Republicans in Kansas broke ranks with the state’s conservative governor Wednesday night, voting to raise rates and put an end to a series of tax cuts.
The GOP revolt against tax cuts is a defeat not only for Gov. Sam Brownback, who overhauled the state’s tax system beginning in 2012, bringing down rates and causing repeated, severe budgetary shortfalls. Wednesday’s vote was also a rebuke to Republicans in Washington, including President Trump, who have advocated similar cuts in taxes at the national level.
Kansas’s legislature is overwhelmingly Republican, but moderate GOP lawmakers joined with Democrats, overriding Brownback’s veto of a bill they’d already passed once that would raise taxes again by $1.2 billion over two years. Eighteen of the state’s 31 GOP senators and 49 of the 85 Republican members of the House voted against the governor.
The legislation undoes the essential components of Brownback’s reforms, which he famously described as part of a “real-live experiment” in conservative governance.
Brownback had reduced the number of brackets for the state’s marginal rates on income from three to two. The legislature will restore the third bracket, increasing taxes on the state’s wealthiest residents from 4.6 percent to 5.2 percent this year and 5.7 percent next year.
Marginal rates on less affluent Kansan households will increase as well, from 4.6 percent to 5.25 percent by next year for married taxpayers making between $30,000 and $60,000 a year and from 2.7 percent to 3.1 percent for those earning less than that.
The legislation also scraps a plan to bring those rates down even further in future years, one of Brownback’s promises to conservative supporters.
Finally, the legislature eliminated a cut Brownback had put in place to help small businesses. Analysts said that the provision had become a loophole, as many Kansans were able to avoid paying taxes entirely by pretending to be small businesses.

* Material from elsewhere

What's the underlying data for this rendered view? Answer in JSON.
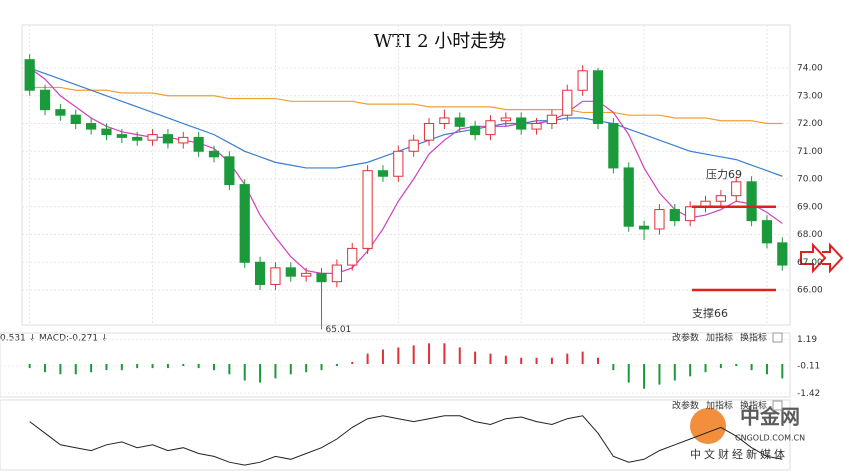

Initially, the state forecast that about 200,000 small businesses would take advantage of the break. As it turned out, about 330,000 entities would use Kansas’s new rule. That discrepancy suggests that tens of thousands of workers claimed that their incomes were from businesses they owned rather than from salaries.
“What we were able to do in the last 24 hours can allow us to start down that road, to begin repairing all the damage done after living with Gov. Brownback’s failed tax experiment for five years,” said Annie McKay, who is the president of Kansas Action for Children, an advocacy group in Topeka.
Proponents argued that reducing taxes would stimulate the state’s economy. “We have worked hard in Kansas to move our tax policy to a pro-growth orientation,” Brownback said in a statement on vetoing the legislation. “This bill undoes much of that progress. It will substantially damage job creation and leave our citizens poorer in the future.”
Since 2012, however, the pace of economic expansion in Kansas has consistently lagged behind that of the rest of the country.
Last year, Kansas’s gross domestic product increased just 0.2 percent, federal data show, compared to 1.6 percent nationally. That was an improvement for Kansas, though: At the end of 2015, the state was in what many economists would describe as a recession, with the economy contracting two quarters in a row.
The principles that Trump endorsed during the campaign and that he has stated again since becoming president are broadly similar to those enacted in Kansas. As Brownback did, Trump proposed reducing rates, reducing the number of brackets and allowing small businesses to pay a reduced rate.
That is no coincidence, since Brownback is well connected to the Republican policymaking establishment in Washington. Trump and Brownback have shared economic advisers, and when Brownback was a U.S. senator, Rep. Paul D. Ryan (R-Wis.), now the speaker of the House, served as his legislative director.